We are always coming across gems that require a new description because the shape or cut does not fit anything that we have seen before (see image, right). German master cutter, Bernd Munsteiner, is famous for his "fantasy-cut" or "concave-cut" gemstones, which are truly in a class of their own. His work took gem cutting to a whole new level in the 1960s and placed it on a pedestal. It was so radically different from anything that had been done before that many were not sure how to categorize it. However, Munsteiner went on to achieve world fame and recognition for his art. One of his best-known pieces is the Dom Pedro Aquamarine, which is displayed in the Smithsonian National Museum of Natural History in Washington DC. Asymmetry is another design aspect that creators of avant-garde jewelry play with. It is generally accepted that symmetry is aesthetically pleasing, so designers like to challenge this idea by producing off-center work, whether this is with regard to the gemstone shape or the whole jewelry piece.

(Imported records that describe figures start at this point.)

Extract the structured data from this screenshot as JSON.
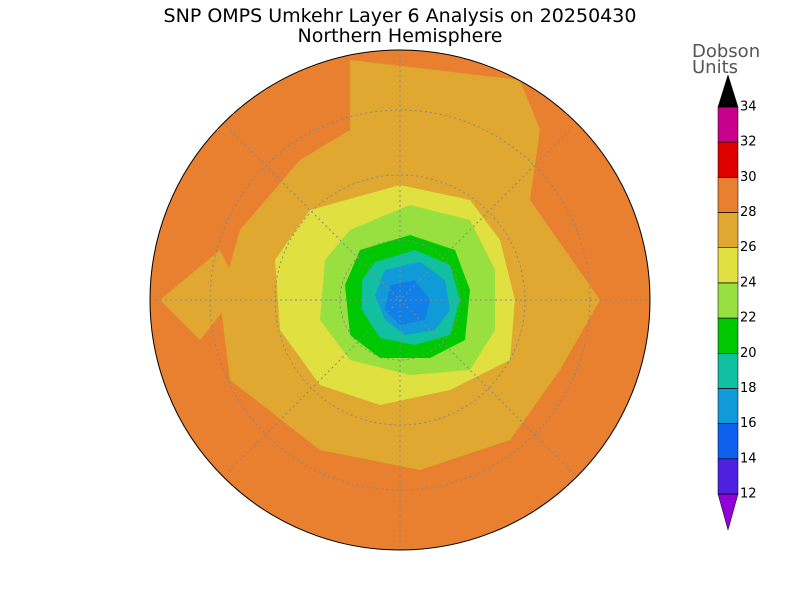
{
  "title": "SNP OMPS Umkehr Layer 6 Analysis on 20250430",
  "subtitle": "Northern Hemisphere",
  "colorbar": {
    "label_lines": [
      "Dobson",
      "Units"
    ],
    "ticks": [
      12,
      14,
      16,
      18,
      20,
      22,
      24,
      26,
      28,
      30,
      32,
      34
    ],
    "colors": [
      "#9000d8",
      "#5020e0",
      "#1060f0",
      "#109ad8",
      "#10c0a0",
      "#00c800",
      "#98e040",
      "#e0e040",
      "#e0a830",
      "#e88030",
      "#e00000",
      "#c8008c"
    ]
  }
}
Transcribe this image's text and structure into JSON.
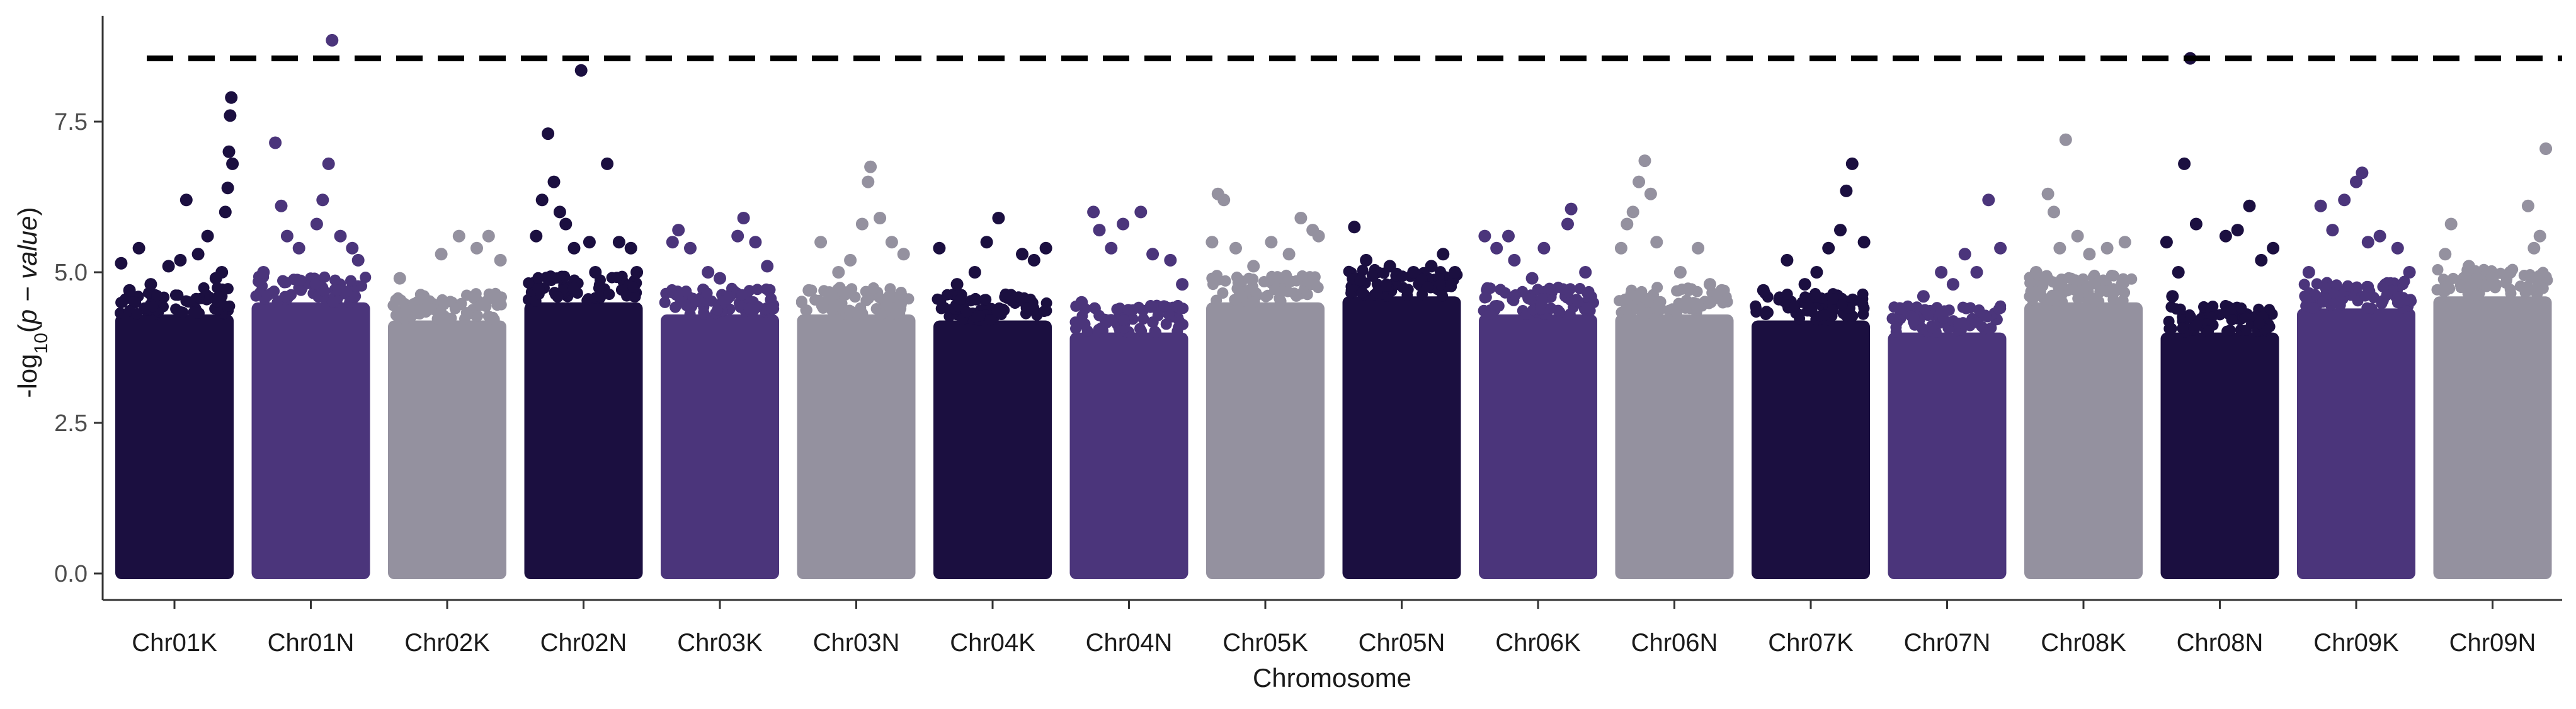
{
  "chart_data": {
    "type": "scatter",
    "subtype": "manhattan",
    "title": "",
    "xlabel": "Chromosome",
    "ylabel": {
      "prefix": "-log",
      "sub": "10",
      "open": "(",
      "italic": "p − value",
      "close": ")"
    },
    "ylim": [
      0,
      9.0
    ],
    "yticks": [
      0.0,
      2.5,
      5.0,
      7.5
    ],
    "ytick_labels": [
      "0.0",
      "2.5",
      "5.0",
      "7.5"
    ],
    "threshold": 8.55,
    "grid": false,
    "legend": "none",
    "palette": [
      "#1b0f40",
      "#4b357b",
      "#94919f"
    ],
    "categories": [
      "Chr01K",
      "Chr01N",
      "Chr02K",
      "Chr02N",
      "Chr03K",
      "Chr03N",
      "Chr04K",
      "Chr04N",
      "Chr05K",
      "Chr05N",
      "Chr06K",
      "Chr06N",
      "Chr07K",
      "Chr07N",
      "Chr08K",
      "Chr08N",
      "Chr09K",
      "Chr09N"
    ],
    "series": [
      {
        "category": "Chr01K",
        "color": "#1b0f40",
        "body_max": 4.3,
        "peaks": [
          [
            0.05,
            5.15
          ],
          [
            0.12,
            4.7
          ],
          [
            0.2,
            5.4
          ],
          [
            0.3,
            4.8
          ],
          [
            0.45,
            5.1
          ],
          [
            0.55,
            5.2
          ],
          [
            0.6,
            6.2
          ],
          [
            0.7,
            5.3
          ],
          [
            0.78,
            5.6
          ],
          [
            0.85,
            4.9
          ],
          [
            0.9,
            5.0
          ],
          [
            0.93,
            6.0
          ],
          [
            0.95,
            6.4
          ],
          [
            0.96,
            7.0
          ],
          [
            0.97,
            7.6
          ],
          [
            0.98,
            7.9
          ],
          [
            0.99,
            6.8
          ]
        ]
      },
      {
        "category": "Chr01N",
        "color": "#4b357b",
        "body_max": 4.5,
        "peaks": [
          [
            0.1,
            5.0
          ],
          [
            0.2,
            7.15
          ],
          [
            0.25,
            6.1
          ],
          [
            0.3,
            5.6
          ],
          [
            0.4,
            5.4
          ],
          [
            0.55,
            5.8
          ],
          [
            0.6,
            6.2
          ],
          [
            0.65,
            6.8
          ],
          [
            0.68,
            8.85
          ],
          [
            0.75,
            5.6
          ],
          [
            0.85,
            5.4
          ],
          [
            0.9,
            5.2
          ]
        ]
      },
      {
        "category": "Chr02K",
        "color": "#94919f",
        "body_max": 4.2,
        "peaks": [
          [
            0.1,
            4.9
          ],
          [
            0.3,
            4.6
          ],
          [
            0.45,
            5.3
          ],
          [
            0.6,
            5.6
          ],
          [
            0.75,
            5.4
          ],
          [
            0.85,
            5.6
          ],
          [
            0.95,
            5.2
          ]
        ]
      },
      {
        "category": "Chr02N",
        "color": "#1b0f40",
        "body_max": 4.5,
        "peaks": [
          [
            0.1,
            5.6
          ],
          [
            0.15,
            6.2
          ],
          [
            0.2,
            7.3
          ],
          [
            0.25,
            6.5
          ],
          [
            0.3,
            6.0
          ],
          [
            0.35,
            5.8
          ],
          [
            0.42,
            5.4
          ],
          [
            0.48,
            8.35
          ],
          [
            0.55,
            5.5
          ],
          [
            0.6,
            5.0
          ],
          [
            0.7,
            6.8
          ],
          [
            0.8,
            5.5
          ],
          [
            0.9,
            5.4
          ],
          [
            0.95,
            5.0
          ]
        ]
      },
      {
        "category": "Chr03K",
        "color": "#4b357b",
        "body_max": 4.3,
        "peaks": [
          [
            0.1,
            5.5
          ],
          [
            0.15,
            5.7
          ],
          [
            0.25,
            5.4
          ],
          [
            0.4,
            5.0
          ],
          [
            0.5,
            4.9
          ],
          [
            0.65,
            5.6
          ],
          [
            0.7,
            5.9
          ],
          [
            0.8,
            5.5
          ],
          [
            0.9,
            5.1
          ]
        ]
      },
      {
        "category": "Chr03N",
        "color": "#94919f",
        "body_max": 4.3,
        "peaks": [
          [
            0.1,
            4.7
          ],
          [
            0.2,
            5.5
          ],
          [
            0.35,
            5.0
          ],
          [
            0.45,
            5.2
          ],
          [
            0.55,
            5.8
          ],
          [
            0.6,
            6.5
          ],
          [
            0.62,
            6.75
          ],
          [
            0.7,
            5.9
          ],
          [
            0.8,
            5.5
          ],
          [
            0.9,
            5.3
          ]
        ]
      },
      {
        "category": "Chr04K",
        "color": "#1b0f40",
        "body_max": 4.2,
        "peaks": [
          [
            0.05,
            5.4
          ],
          [
            0.2,
            4.8
          ],
          [
            0.35,
            5.0
          ],
          [
            0.45,
            5.5
          ],
          [
            0.55,
            5.9
          ],
          [
            0.75,
            5.3
          ],
          [
            0.85,
            5.2
          ],
          [
            0.95,
            5.4
          ]
        ]
      },
      {
        "category": "Chr04N",
        "color": "#4b357b",
        "body_max": 4.0,
        "peaks": [
          [
            0.1,
            4.5
          ],
          [
            0.2,
            6.0
          ],
          [
            0.25,
            5.7
          ],
          [
            0.35,
            5.4
          ],
          [
            0.45,
            5.8
          ],
          [
            0.6,
            6.0
          ],
          [
            0.7,
            5.3
          ],
          [
            0.85,
            5.2
          ],
          [
            0.95,
            4.8
          ]
        ]
      },
      {
        "category": "Chr05K",
        "color": "#94919f",
        "body_max": 4.5,
        "peaks": [
          [
            0.05,
            5.5
          ],
          [
            0.1,
            6.3
          ],
          [
            0.15,
            6.2
          ],
          [
            0.25,
            5.4
          ],
          [
            0.4,
            5.1
          ],
          [
            0.55,
            5.5
          ],
          [
            0.7,
            5.3
          ],
          [
            0.8,
            5.9
          ],
          [
            0.9,
            5.7
          ],
          [
            0.95,
            5.6
          ]
        ]
      },
      {
        "category": "Chr05N",
        "color": "#1b0f40",
        "body_max": 4.6,
        "peaks": [
          [
            0.1,
            5.75
          ],
          [
            0.2,
            5.2
          ],
          [
            0.4,
            5.1
          ],
          [
            0.6,
            5.0
          ],
          [
            0.75,
            5.1
          ],
          [
            0.85,
            5.3
          ],
          [
            0.95,
            5.0
          ]
        ]
      },
      {
        "category": "Chr06K",
        "color": "#4b357b",
        "body_max": 4.3,
        "peaks": [
          [
            0.05,
            5.6
          ],
          [
            0.15,
            5.4
          ],
          [
            0.25,
            5.6
          ],
          [
            0.3,
            5.2
          ],
          [
            0.45,
            4.9
          ],
          [
            0.55,
            5.4
          ],
          [
            0.75,
            5.8
          ],
          [
            0.78,
            6.05
          ],
          [
            0.9,
            5.0
          ]
        ]
      },
      {
        "category": "Chr06N",
        "color": "#94919f",
        "body_max": 4.3,
        "peaks": [
          [
            0.05,
            5.4
          ],
          [
            0.1,
            5.8
          ],
          [
            0.15,
            6.0
          ],
          [
            0.2,
            6.5
          ],
          [
            0.25,
            6.85
          ],
          [
            0.3,
            6.3
          ],
          [
            0.35,
            5.5
          ],
          [
            0.55,
            5.0
          ],
          [
            0.7,
            5.4
          ],
          [
            0.8,
            4.8
          ],
          [
            0.9,
            4.7
          ]
        ]
      },
      {
        "category": "Chr07K",
        "color": "#1b0f40",
        "body_max": 4.2,
        "peaks": [
          [
            0.1,
            4.7
          ],
          [
            0.3,
            5.2
          ],
          [
            0.45,
            4.8
          ],
          [
            0.55,
            5.0
          ],
          [
            0.65,
            5.4
          ],
          [
            0.75,
            5.7
          ],
          [
            0.8,
            6.35
          ],
          [
            0.85,
            6.8
          ],
          [
            0.95,
            5.5
          ]
        ]
      },
      {
        "category": "Chr07N",
        "color": "#4b357b",
        "body_max": 4.0,
        "peaks": [
          [
            0.1,
            4.4
          ],
          [
            0.3,
            4.6
          ],
          [
            0.45,
            5.0
          ],
          [
            0.55,
            4.8
          ],
          [
            0.65,
            5.3
          ],
          [
            0.75,
            5.0
          ],
          [
            0.85,
            6.2
          ],
          [
            0.95,
            5.4
          ]
        ]
      },
      {
        "category": "Chr08K",
        "color": "#94919f",
        "body_max": 4.5,
        "peaks": [
          [
            0.1,
            5.0
          ],
          [
            0.2,
            6.3
          ],
          [
            0.25,
            6.0
          ],
          [
            0.3,
            5.4
          ],
          [
            0.35,
            7.2
          ],
          [
            0.45,
            5.6
          ],
          [
            0.55,
            5.3
          ],
          [
            0.7,
            5.4
          ],
          [
            0.85,
            5.5
          ]
        ]
      },
      {
        "category": "Chr08N",
        "color": "#1b0f40",
        "body_max": 4.0,
        "peaks": [
          [
            0.05,
            5.5
          ],
          [
            0.1,
            4.6
          ],
          [
            0.15,
            5.0
          ],
          [
            0.2,
            6.8
          ],
          [
            0.25,
            8.55
          ],
          [
            0.3,
            5.8
          ],
          [
            0.55,
            5.6
          ],
          [
            0.65,
            5.7
          ],
          [
            0.75,
            6.1
          ],
          [
            0.85,
            5.2
          ],
          [
            0.95,
            5.4
          ]
        ]
      },
      {
        "category": "Chr09K",
        "color": "#4b357b",
        "body_max": 4.4,
        "peaks": [
          [
            0.1,
            5.0
          ],
          [
            0.2,
            6.1
          ],
          [
            0.3,
            5.7
          ],
          [
            0.4,
            6.2
          ],
          [
            0.5,
            6.5
          ],
          [
            0.55,
            6.65
          ],
          [
            0.6,
            5.5
          ],
          [
            0.7,
            5.6
          ],
          [
            0.85,
            5.4
          ],
          [
            0.95,
            5.0
          ]
        ]
      },
      {
        "category": "Chr09N",
        "color": "#94919f",
        "body_max": 4.6,
        "peaks": [
          [
            0.1,
            5.3
          ],
          [
            0.15,
            5.8
          ],
          [
            0.3,
            5.1
          ],
          [
            0.5,
            4.9
          ],
          [
            0.65,
            5.0
          ],
          [
            0.8,
            6.1
          ],
          [
            0.85,
            5.4
          ],
          [
            0.9,
            5.6
          ],
          [
            0.95,
            7.05
          ]
        ]
      }
    ]
  }
}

Unusual textures, colors and materials are also explored with innovative new gemstones and metals. For example, to achieve amazing gemstone colors, special treatments are developed, such as coatings that impart a kaleidoscope of color onto the surface of a gemstone. An example of this can be seen in mystic topaz. As well as gemstone colors, metal colors are constantly evolving with new gold alloys which allow almost any color of metal to be possible now. Additionally, coatings, such as black rhodium and patination make it possible to create jewelry with unusual colors and textures. Finally, what constitutes a gemstone and the idea of what is precious is questioned in avant-garde jewelry. Thus, unexpected materials are used to produce jewelry, such as leather, plastic and even glass.
Avant-garde jewelry is for those who like to think and wear things that are outside the box of mediocrity and stand out from the crowd. Avant-garde jewelry may be considered to be art, so is referred to as "art jewelry". Some designers are artists who intend to create something unique and new; and sometimes the designer sets out to make something shocking or a piece that will make people think and challenge established ideas. Other designers simply wish to progress, and modern technology allows for jewelry to continually evolve.